Posted May 19, 2008
I had a “romantic” dream about Detroit when driving to the city for my summer job last year. If anyone has been in Detroit, he or she would know that there are many abandoned buildings. Abandoned, of course, does not mean devoid of “legal” and “private” owners. Nevertheless, what if we socialists, workers, and homeless people were to physically occupy abandoned buildings and use them as our offices, homes, and conference places, and eventually make the city into a “socialist city”?
Detroit: City of Dreams
I soon discarded my “unrealistic” (and thus “romantic”) dream and forgot about it after I was told by a couple of comrades that it would be impossible because we would not have enough resources to renovate the buildings.
But the dream came to my mind again when I was talking with a comrade from Korea, whom I met at the Labor Notes conference this year (2008) and with whom I shared my hotel room. While we were in one of the buses heading toward the American Axle plant in Detroit in order to support the workers’ strike, I happened to tell her about my “abandoned” dream while I was telling her about Detroit in which she had never previously been. Unlike my U.S. comrades, she was more enthusiastic about my dream and asked me why it would be unrealistic.
The Zapatistas or Chiapas Indigenous people in Mexico have been occupying some lands and cultivating them, although the owners of the lands have not approved the indigenous people’s action. My Korean roommate informed me that some collectivization of land has been also experimented with in Brazil during the last several years.
I wondered for a while whether occupying underutilized lands by people who do not have any resources to survive other than depending on those lands are more exercised and legitimized by people in Third World nations because the privatization process has not been as deeply rooted for long period as in advanced capitalist countries?
Mexican indigenous people remember the time when they held and used land collectively under the ejido system which began to collapse in 1991 when the IMF forced the Mexican government to privatize the land – a privatization process which created the Zapatista rebellion.
On one day in the 17th century, some peasants in Britain, agitating for a “leveling” of social and economic inequality, began to “dig” (for cultivating) privatized but un-utilized land. Due to enclosure for profit-oriented land use of sheep grazing for woolen products and privatization of property, the peasants had been deprived of “customary rights” to cultivate and live on the land and to access communal lands. This movement of the “Diggers” or “Levellers” was quelled during the English Civil War (1640s) and has been all but forgotten (see Christopher Hill’s The World Turned Upside Down).
Experiences or memories of the life before (or without) the domination of privatization and commodification of lands, resources, and labor, seem so antiquated in the U.S. that I sometimes wonder whether present U.S. workers would be able to envision what kind of life it would be?
On second thought, however, I judged myself wrong. Struggles for meaningful collective lives continuously (although not regularly) “reoccur” in various ways in history and the memories, experiences, and the new experiments of alternative ways of living, working, thinking and making new human relationships by the participants become new impulses of creating movements for socialism.

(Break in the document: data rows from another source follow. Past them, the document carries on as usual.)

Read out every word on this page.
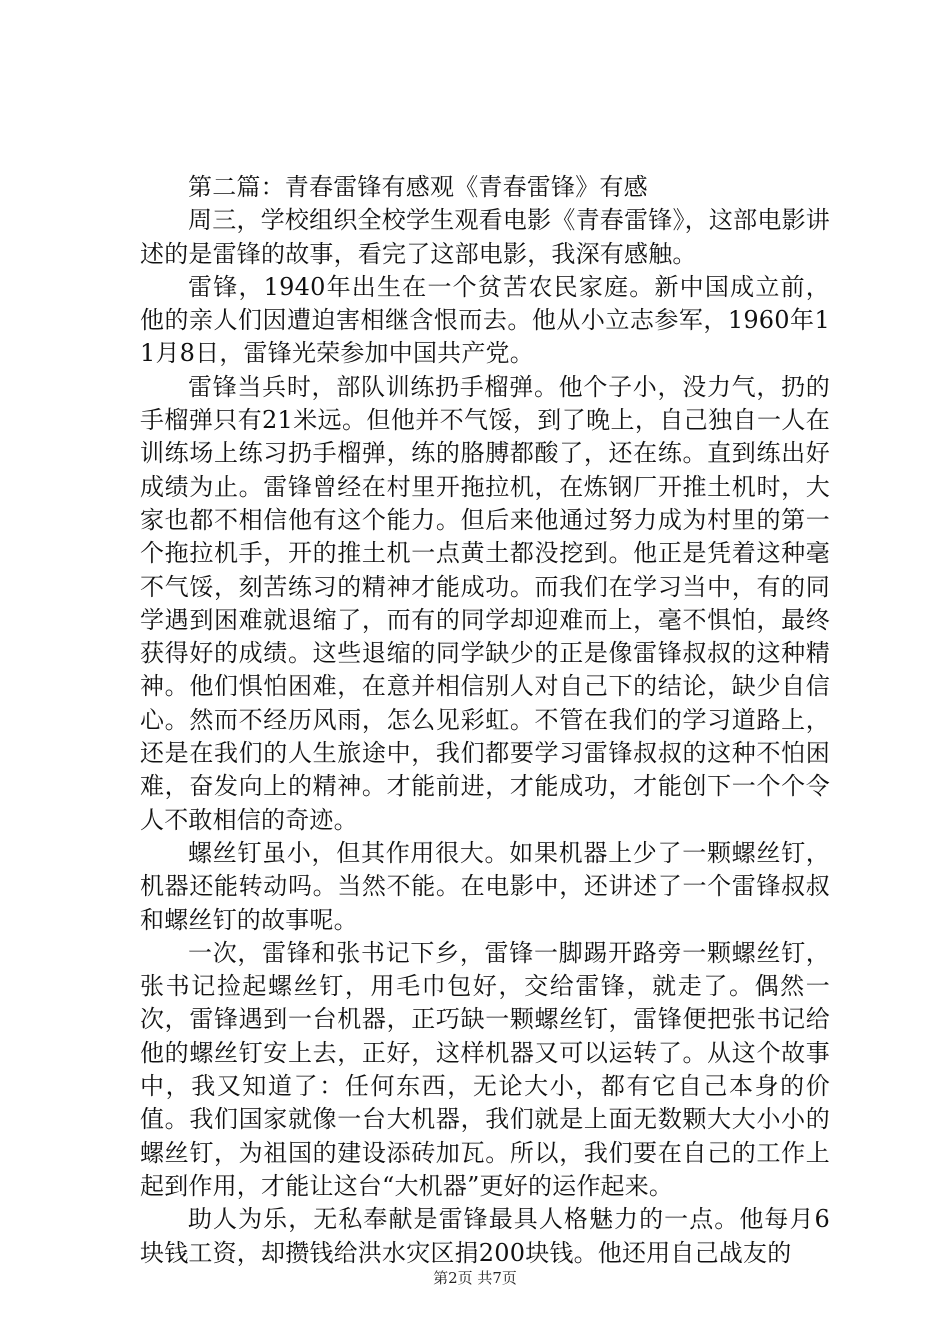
第二篇：青春雷锋有感观《青春雷锋》有感

周三，学校组织全校学生观看电影《青春雷锋》，这部电影讲述的是雷锋的故事，看完了这部电影，我深有感触。

雷锋，1940年出生在一个贫苦农民家庭。新中国成立前，他的亲人们因遭迫害相继含恨而去。他从小立志参军，1960年11月8日，雷锋光荣参加中国共产党。

雷锋当兵时，部队训练扔手榴弹。他个子小，没力气，扔的手榴弹只有21米远。但他并不气馁，到了晚上，自己独自一人在训练场上练习扔手榴弹，练的胳膊都酸了，还在练。直到练出好成绩为止。雷锋曾经在村里开拖拉机，在炼钢厂开推土机时，大家也都不相信他有这个能力。但后来他通过努力成为村里的第一个拖拉机手，开的推土机一点黄土都没挖到。他正是凭着这种毫不气馁，刻苦练习的精神才能成功。而我们在学习当中，有的同学遇到困难就退缩了，而有的同学却迎难而上，毫不惧怕，最终获得好的成绩。这些退缩的同学缺少的正是像雷锋叔叔的这种精神。他们惧怕困难，在意并相信别人对自己下的结论，缺少自信心。然而不经历风雨，怎么见彩虹。不管在我们的学习道路上，还是在我们的人生旅途中，我们都要学习雷锋叔叔的这种不怕困难，奋发向上的精神。才能前进，才能成功，才能创下一个个令人不敢相信的奇迹。

螺丝钉虽小，但其作用很大。如果机器上少了一颗螺丝钉，机器还能转动吗。当然不能。在电影中，还讲述了一个雷锋叔叔和螺丝钉的故事呢。

一次，雷锋和张书记下乡，雷锋一脚踢开路旁一颗螺丝钉，张书记捡起螺丝钉，用毛巾包好，交给雷锋，就走了。偶然一次，雷锋遇到一台机器，正巧缺一颗螺丝钉，雷锋便把张书记给他的螺丝钉安上去，正好，这样机器又可以运转了。从这个故事中，我又知道了：任何东西，无论大小，都有它自己本身的价值。我们国家就像一台大机器，我们就是上面无数颗大大小小的螺丝钉，为祖国的建设添砖加瓦。所以，我们要在自己的工作上起到作用，才能让这台“大机器”更好的运作起来。

助人为乐，无私奉献是雷锋最具人格魅力的一点。他每月6块钱工资，却攒钱给洪水灾区捐200块钱。他还用自己战友的

第2页 共7页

For example, as David Montgomery in his Workers’ control in America points out, the U. S. workers in the late 19th century fought for the power to “control their production processes” and tried to set their own work-rules, resisting their bosses’ attempts to increase productivity to maximize profits and destroy workers’ rules. Sympathy strikes between different craft unions in a plant and in a city were prevalent, showing their class solidarity.
This struggle for controlling workplace reflected the sense of autonomy of the craftsmanship of the traditional production process under the guild system, but strikes by which workers demonstrated their aspiration to control their workplaces and life were organized again between 1909 and 1922, and appeared again during 1934-37. Although New Deal legislation institutionalized and limited workers’ ways of fighting within the system, their determination to construct their power to control over their workplaces was shown again in some strikes and struggles in the 1970s. Each time, workers presented new ways of thinking and practicing with a mixture of the old fashions.
Therefore, the important thing is whether workers create in their own generation struggles in which they express their will to take over their workplaces and communities, experience democratic ways of thinking, and learn how to be concerned with one another as real producers of the world.
Now, turning attention back to my dream again, I have to admit that it was indeed romantic. Occupying several buildings will not change the fundamental system of production, unless it is linked to a bigger social movement that ignites a class-war for socialism. Nevertheless, the dream may generate discussions of inherent problems of the profit-oriented private property system in which resource usage is based not on human needs but on generating profits.